The analysis of the genomes revealed 177 unique variants, none of which were found in four genome sequences from India belonging to the 2019 outbreak of the disease deposited in GenBank, a popular database.
“Analysis of the viral sequences suggests the genomes from the 2022 outbreak harbour a large number of genetic variations compared to the reference genome and form a distinct lineage,” the authors Lenin Bhatt, Rahul C. Bhoyar, Bani Jolly, Ravi Israni, Harie Vignesh, Vinod Scaria, Sridhar Sivasubbu, say in their paper. The study appears on the preprint server Bioarxiv and is yet to be peer reviewed.
This is significant as Lumpi-ProVacInd, a vaccine developed by the Indian Veterinary Research Institute, and the Indian Council of Agricultural Research’s (ICAR) National Research Centre on Equines is based on LSD virus samples from cattle in Ranchi afflicted in the 2019 outbreak. However, experimental trials conducted on animals afflicted in the ongoing 2022 outbreak with the vaccine have revealed encouraging results, ICAR and the Ministry of Agriculture have stated.
The vaccine is a live attenuated, or a weakened version of the virus that when injected into animals is expected to stimulate the immune system and protect against a probable infection. Currently, the only vaccines available for the disease are vaccines for goat pox and sheep pox, which are related to the LSD virus.
“That’s the million-dollar question on what the implications of this genome sequencing mean for the vaccine,” Sridhar Sivasubbu of the CSIR-IGIB and one of the scientists associated with the genome sequencing study said.
This specific study, he said, threw no light as there were too few animals tested and only a broader sample of viral genomes spanning several States could answer if the variants identified and analysed in Rajasthan as part of the study were widespread in India.

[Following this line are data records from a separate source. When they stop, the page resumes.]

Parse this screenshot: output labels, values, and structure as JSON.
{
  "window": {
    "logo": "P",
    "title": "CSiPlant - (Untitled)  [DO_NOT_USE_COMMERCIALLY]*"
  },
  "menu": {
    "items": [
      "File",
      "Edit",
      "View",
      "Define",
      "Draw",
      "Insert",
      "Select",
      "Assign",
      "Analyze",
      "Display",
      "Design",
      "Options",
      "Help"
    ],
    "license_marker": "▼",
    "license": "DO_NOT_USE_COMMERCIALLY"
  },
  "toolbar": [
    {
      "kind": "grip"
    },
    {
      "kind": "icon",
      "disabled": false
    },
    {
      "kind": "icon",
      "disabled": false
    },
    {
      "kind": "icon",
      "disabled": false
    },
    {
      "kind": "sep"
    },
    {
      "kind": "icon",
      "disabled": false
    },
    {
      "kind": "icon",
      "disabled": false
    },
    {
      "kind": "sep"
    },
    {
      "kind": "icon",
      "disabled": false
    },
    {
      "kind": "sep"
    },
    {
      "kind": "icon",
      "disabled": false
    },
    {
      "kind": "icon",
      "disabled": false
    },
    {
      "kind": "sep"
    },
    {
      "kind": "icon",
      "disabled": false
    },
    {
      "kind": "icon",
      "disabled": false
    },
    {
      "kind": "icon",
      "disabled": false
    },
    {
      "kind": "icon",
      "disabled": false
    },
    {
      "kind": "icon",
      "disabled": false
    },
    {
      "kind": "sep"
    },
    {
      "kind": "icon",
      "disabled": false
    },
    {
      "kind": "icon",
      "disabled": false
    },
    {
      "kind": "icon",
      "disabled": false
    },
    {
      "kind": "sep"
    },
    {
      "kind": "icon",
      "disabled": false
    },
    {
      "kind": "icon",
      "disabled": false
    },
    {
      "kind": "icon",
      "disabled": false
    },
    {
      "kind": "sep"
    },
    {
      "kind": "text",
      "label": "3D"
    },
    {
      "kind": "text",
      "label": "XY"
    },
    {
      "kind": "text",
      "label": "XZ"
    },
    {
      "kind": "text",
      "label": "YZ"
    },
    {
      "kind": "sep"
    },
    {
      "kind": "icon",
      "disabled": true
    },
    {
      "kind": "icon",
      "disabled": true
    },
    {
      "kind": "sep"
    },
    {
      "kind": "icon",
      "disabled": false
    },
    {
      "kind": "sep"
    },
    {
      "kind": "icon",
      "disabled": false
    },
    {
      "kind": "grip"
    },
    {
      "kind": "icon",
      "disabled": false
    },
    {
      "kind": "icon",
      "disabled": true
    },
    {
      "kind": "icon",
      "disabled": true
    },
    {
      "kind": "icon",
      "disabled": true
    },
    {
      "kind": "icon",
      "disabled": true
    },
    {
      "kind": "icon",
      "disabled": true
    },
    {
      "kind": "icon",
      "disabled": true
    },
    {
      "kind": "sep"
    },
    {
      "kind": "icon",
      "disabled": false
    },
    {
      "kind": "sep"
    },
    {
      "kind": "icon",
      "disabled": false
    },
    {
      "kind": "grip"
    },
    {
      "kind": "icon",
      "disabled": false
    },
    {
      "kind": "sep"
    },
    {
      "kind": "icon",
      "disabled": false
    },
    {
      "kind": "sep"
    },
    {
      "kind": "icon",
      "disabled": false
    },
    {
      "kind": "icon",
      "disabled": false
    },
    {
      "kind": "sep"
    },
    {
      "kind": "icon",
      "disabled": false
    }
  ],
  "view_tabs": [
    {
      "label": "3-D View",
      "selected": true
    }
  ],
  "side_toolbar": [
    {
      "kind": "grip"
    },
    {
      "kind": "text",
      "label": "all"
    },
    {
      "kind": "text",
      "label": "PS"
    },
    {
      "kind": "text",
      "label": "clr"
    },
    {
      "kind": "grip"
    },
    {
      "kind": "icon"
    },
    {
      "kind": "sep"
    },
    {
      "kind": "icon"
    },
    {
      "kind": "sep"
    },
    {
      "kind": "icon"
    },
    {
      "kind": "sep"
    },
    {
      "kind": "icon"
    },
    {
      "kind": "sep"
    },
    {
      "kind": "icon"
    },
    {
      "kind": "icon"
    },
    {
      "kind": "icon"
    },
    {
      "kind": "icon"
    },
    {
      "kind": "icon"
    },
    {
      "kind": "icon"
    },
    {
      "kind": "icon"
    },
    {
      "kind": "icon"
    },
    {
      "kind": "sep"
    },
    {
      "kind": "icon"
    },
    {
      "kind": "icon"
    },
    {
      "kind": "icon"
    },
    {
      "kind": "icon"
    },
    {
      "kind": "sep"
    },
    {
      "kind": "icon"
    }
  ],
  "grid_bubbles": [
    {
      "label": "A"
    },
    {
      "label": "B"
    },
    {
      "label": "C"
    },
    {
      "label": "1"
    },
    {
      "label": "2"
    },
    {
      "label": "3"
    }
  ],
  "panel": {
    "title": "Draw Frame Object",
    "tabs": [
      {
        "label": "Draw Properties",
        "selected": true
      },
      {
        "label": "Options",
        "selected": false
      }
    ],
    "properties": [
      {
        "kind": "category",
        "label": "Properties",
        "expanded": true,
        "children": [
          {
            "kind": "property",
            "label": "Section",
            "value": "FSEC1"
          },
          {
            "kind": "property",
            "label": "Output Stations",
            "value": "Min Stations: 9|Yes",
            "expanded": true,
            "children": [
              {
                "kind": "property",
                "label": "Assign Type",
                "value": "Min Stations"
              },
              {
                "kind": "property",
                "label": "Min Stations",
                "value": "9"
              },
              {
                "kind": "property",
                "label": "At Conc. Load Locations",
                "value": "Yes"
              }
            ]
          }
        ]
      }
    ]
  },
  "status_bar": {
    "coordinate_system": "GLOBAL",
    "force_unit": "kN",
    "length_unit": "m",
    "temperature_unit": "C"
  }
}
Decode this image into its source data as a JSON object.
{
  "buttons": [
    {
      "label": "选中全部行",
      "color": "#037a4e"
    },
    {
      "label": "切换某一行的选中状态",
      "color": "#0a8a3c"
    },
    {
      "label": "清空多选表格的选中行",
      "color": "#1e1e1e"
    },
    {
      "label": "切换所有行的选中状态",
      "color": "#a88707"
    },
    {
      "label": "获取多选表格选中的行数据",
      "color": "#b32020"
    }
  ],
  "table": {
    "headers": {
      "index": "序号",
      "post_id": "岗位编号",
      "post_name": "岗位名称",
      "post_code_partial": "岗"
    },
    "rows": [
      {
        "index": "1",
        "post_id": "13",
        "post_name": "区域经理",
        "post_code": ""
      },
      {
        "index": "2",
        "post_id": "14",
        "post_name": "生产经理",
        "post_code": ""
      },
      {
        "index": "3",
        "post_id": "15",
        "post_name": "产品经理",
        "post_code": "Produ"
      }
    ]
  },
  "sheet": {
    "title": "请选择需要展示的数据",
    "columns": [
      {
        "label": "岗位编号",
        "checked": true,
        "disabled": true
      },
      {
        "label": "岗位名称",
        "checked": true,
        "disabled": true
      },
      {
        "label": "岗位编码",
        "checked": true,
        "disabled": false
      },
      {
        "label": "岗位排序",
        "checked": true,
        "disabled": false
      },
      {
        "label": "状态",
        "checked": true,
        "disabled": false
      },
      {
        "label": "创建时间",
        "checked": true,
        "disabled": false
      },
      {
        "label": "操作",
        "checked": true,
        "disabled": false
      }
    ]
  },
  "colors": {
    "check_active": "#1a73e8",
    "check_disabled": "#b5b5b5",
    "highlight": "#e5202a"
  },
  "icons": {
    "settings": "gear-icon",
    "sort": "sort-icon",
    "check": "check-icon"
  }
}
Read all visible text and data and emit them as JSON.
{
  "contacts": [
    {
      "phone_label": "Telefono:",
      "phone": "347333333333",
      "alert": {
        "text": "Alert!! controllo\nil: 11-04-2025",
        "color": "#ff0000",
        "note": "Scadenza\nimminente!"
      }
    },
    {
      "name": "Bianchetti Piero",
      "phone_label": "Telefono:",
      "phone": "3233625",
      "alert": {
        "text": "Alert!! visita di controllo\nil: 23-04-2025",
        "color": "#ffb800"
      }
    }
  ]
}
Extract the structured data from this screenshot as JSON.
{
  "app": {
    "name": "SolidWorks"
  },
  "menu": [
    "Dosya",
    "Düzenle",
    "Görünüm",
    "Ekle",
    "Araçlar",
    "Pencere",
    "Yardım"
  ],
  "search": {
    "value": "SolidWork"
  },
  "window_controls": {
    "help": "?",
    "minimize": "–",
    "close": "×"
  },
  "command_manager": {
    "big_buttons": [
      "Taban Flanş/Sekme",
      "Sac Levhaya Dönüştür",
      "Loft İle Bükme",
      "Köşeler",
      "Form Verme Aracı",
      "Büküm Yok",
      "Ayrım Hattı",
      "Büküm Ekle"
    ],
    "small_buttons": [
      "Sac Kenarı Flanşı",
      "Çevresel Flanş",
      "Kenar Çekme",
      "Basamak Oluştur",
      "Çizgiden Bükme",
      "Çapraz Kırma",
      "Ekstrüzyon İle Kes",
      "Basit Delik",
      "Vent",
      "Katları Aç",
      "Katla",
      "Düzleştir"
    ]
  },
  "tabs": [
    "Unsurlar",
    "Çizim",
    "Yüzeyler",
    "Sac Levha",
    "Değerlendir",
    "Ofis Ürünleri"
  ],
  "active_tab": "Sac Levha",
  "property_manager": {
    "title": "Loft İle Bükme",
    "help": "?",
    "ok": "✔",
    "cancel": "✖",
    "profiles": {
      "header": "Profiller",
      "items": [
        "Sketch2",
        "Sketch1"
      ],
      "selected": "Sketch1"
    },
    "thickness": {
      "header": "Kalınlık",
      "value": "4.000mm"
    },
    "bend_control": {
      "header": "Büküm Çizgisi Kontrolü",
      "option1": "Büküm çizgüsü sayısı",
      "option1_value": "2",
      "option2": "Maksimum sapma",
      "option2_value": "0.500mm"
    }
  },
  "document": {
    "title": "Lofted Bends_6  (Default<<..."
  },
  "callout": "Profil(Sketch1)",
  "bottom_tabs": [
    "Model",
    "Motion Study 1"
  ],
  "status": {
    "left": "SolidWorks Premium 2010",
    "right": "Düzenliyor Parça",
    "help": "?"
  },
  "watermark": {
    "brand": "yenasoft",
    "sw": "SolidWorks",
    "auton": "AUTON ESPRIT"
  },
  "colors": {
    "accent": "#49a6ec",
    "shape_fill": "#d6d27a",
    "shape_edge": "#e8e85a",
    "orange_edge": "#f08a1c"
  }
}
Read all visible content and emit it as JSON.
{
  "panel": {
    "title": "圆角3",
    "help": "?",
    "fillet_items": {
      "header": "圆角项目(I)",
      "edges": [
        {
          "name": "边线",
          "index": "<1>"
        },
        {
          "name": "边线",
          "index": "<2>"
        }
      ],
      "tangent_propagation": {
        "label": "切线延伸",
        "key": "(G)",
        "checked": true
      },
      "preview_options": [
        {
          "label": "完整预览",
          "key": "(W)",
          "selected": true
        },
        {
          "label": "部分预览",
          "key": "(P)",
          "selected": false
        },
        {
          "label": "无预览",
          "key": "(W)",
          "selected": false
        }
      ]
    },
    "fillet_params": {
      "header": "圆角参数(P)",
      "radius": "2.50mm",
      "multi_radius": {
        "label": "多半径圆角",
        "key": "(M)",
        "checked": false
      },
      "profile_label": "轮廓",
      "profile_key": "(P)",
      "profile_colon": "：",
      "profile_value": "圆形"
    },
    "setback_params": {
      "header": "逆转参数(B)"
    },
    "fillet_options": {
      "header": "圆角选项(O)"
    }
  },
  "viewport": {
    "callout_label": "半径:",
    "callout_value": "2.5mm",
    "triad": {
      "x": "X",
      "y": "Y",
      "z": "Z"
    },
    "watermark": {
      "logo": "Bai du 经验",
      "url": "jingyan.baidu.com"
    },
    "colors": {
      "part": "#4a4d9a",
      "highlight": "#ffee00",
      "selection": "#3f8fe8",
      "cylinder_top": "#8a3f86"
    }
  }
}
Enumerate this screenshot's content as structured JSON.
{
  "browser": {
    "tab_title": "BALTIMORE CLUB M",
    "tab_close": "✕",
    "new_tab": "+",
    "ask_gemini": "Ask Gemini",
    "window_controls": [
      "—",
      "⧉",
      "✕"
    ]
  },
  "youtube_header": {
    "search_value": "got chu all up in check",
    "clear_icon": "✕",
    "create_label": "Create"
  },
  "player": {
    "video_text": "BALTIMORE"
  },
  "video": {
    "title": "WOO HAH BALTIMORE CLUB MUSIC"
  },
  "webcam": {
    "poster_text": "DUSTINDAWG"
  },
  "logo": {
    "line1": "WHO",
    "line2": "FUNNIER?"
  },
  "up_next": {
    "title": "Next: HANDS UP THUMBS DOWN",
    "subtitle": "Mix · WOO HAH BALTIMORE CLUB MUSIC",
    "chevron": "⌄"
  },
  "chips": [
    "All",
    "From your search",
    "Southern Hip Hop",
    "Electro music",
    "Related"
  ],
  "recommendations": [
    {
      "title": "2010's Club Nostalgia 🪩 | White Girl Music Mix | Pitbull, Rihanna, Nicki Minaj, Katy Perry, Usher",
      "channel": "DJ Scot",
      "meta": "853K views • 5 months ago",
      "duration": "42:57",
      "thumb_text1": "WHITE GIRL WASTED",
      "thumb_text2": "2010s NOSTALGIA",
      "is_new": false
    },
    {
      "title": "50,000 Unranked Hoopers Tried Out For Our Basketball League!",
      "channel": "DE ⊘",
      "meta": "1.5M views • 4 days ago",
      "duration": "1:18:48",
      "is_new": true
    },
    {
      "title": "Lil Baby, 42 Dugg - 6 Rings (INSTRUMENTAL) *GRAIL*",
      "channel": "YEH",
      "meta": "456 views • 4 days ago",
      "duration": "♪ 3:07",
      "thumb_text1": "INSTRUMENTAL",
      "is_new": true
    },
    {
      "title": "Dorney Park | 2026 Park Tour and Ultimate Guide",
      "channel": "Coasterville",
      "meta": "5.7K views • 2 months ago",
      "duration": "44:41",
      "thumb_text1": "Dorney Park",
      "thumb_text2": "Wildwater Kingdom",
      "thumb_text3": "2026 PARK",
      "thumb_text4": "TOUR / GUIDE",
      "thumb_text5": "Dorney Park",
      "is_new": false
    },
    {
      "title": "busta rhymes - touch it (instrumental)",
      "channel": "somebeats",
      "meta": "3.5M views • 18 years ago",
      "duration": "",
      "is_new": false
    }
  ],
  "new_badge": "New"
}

Another point of concern that the IGIB study raises is that one of the animals appeared to have two different variants of the LSD virus when virus was extracted from its nose as well as from the skin, suggesting that the virus appeared to be able to evolve within a single host. This again speaks to the increased infectivity of the LSD virus in 2022 compared to 2019.
Lumpy skin disease is a contagious viral disease that spreads among cattle through mosquitoes, flies, lice, and wasps by direct contact, and also through contaminated food and water. The disease causes fever and nodules on the skin, and it can be fatal.
Symptoms include skin nodules of about two to five centimetres, high fever, reduced milk production, loss of appetite, and watery eyes. The Centre recently said about 57,000 cattle have died so far due to the disease which has spread to Gujarat, Rajasthan, Punjab, Haryana, Uttar Pradesh and Andhra Pradesh.
The disease has raised concerns over its impact on the dairy business. India is the world’s largest milk producer at about 210 million tonnes annually.